As of October, average daily demand for the Underground for 2022 was put by TfL at “about 82% of the pre-pandemic levels” and DLR and the Overground at about 80%. A report to the TfL board for its meeting on 7 December gave the same figure for the Tube but the Overground at 83% of pre-pandemic levels and the DLR at 78%. Unlike the principal road transport modes, the bus and private car, these overall rail figures have contained significant variations during working weeks, especially the Tube.
“Recovery has been noticeably faster on weekends than on weekdays,” Travel In London 15 confirms, with Tuesdays, Wednesdays and Thursdays having higher numbers relative to Mondays and Fridays than before the pandemic. TfL’s network demand site shows well over three million Tube users on most normal working days, compared with just over four million in early 2020, before the lockdowns.
The big good news from 2022, of course has been the success of the Elizabeth Line, whose long-awaited central section finally opened on the 24 May 2022, augmented by the new Bond Street station in October and with direct services between central London and Reading, Shenfield and Heathrow coming on stream in November.
The 7 December board meeting heard that journey numbers have been “above expectations” and income since May “£29 million higher than expected”, though income from some other services will have fallen as passengers chose the swift and deluxe Elizabeth Line over older options.
The year also saw, in July, the Overground extended to link Barking and the huge Barking Riverside development, and more Underground stations were made step-free during this year, so that 92 out of 272 are now so equipped. The extension of the Northern Line with two new stations, Nine Elms and Battersea Power Station, from September 2021 has resulted in about 90,000 people entering them each week, the majority using the latter station.

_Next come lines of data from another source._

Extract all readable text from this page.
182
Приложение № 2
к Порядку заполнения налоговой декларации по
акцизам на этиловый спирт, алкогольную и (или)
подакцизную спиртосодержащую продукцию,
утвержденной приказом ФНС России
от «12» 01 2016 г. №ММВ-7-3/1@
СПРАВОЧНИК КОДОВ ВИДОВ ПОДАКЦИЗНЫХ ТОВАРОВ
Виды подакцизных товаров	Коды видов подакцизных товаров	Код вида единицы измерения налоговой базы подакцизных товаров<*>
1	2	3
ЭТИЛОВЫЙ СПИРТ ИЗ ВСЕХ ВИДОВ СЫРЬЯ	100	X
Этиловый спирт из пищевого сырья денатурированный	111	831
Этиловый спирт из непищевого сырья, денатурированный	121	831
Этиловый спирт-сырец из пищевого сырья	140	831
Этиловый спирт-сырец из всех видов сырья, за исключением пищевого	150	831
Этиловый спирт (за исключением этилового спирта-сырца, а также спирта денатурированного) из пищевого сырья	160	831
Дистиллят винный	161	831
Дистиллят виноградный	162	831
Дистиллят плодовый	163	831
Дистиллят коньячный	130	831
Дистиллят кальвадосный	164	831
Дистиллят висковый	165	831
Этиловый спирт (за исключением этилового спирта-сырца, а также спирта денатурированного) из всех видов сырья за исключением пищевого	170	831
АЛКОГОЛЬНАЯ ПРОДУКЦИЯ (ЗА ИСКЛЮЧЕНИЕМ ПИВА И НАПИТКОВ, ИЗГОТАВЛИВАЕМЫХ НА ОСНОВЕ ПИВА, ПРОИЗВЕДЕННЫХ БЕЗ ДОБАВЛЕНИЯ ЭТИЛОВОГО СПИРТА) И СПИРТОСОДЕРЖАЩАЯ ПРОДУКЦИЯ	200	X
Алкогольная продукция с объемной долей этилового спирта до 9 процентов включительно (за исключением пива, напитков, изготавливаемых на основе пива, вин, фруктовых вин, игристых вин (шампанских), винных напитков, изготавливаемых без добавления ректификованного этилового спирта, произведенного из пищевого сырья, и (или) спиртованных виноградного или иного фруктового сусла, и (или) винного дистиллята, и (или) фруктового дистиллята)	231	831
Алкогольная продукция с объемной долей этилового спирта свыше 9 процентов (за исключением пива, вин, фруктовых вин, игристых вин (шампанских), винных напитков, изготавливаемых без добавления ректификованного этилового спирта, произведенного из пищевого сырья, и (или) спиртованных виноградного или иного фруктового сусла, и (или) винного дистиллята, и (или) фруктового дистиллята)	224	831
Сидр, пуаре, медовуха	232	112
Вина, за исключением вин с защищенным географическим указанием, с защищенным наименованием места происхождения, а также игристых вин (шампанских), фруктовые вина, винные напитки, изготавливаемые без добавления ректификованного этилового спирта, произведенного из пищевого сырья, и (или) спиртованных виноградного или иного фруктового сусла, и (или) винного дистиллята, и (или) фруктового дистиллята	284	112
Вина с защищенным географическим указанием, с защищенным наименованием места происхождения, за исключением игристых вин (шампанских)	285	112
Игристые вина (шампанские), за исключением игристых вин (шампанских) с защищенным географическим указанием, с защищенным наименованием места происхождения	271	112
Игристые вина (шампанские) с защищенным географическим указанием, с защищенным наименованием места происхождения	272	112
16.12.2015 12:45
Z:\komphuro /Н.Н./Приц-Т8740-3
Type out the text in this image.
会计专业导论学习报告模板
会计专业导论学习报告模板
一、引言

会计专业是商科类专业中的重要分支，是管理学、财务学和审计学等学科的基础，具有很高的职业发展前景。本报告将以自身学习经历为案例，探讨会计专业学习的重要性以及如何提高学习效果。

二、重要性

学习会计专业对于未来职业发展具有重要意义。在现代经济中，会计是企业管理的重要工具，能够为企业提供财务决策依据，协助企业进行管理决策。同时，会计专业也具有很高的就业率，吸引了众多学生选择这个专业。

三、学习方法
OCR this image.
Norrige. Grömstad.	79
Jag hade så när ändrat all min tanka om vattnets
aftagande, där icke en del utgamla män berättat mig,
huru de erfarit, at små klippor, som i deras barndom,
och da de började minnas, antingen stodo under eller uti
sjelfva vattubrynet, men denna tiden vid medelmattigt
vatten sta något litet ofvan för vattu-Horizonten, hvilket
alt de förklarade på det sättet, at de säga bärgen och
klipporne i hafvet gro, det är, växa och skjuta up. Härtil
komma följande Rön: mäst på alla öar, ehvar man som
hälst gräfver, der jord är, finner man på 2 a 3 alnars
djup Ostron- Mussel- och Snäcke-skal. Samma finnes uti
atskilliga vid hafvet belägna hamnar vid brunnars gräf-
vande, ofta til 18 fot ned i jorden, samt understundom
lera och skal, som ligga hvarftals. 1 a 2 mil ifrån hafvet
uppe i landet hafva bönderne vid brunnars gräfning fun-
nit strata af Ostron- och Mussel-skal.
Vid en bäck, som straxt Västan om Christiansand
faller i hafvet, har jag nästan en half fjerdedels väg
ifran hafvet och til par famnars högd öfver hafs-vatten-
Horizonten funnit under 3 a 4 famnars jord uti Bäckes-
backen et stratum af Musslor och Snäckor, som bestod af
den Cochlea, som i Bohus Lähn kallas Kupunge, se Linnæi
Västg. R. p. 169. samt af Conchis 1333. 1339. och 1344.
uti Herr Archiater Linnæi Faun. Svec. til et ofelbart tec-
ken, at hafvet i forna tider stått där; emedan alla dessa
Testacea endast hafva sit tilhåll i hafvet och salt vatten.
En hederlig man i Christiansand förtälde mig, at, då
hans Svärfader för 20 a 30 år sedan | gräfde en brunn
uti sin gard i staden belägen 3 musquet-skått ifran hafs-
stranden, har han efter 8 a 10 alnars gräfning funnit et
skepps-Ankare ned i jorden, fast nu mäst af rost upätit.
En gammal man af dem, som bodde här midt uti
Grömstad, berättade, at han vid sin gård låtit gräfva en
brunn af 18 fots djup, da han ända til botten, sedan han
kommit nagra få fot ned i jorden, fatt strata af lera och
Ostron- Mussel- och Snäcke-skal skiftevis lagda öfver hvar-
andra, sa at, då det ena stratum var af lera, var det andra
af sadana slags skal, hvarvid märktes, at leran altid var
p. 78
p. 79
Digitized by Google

Looking ahead, TfL will be anxiously hoping that the Elizabeth Line continues to flourish and that weekday use of the Underground, Overground and DLR inches up in spite of everything that’s been holding it down. Its business plan for 2023, approved by the board, looks forward to introducing 94 new Piccadilly Line trains and 43 on the DLR, but a fares-related funding gap still looms. March 2024, when the current funding deal with national government expires, is not all that far away.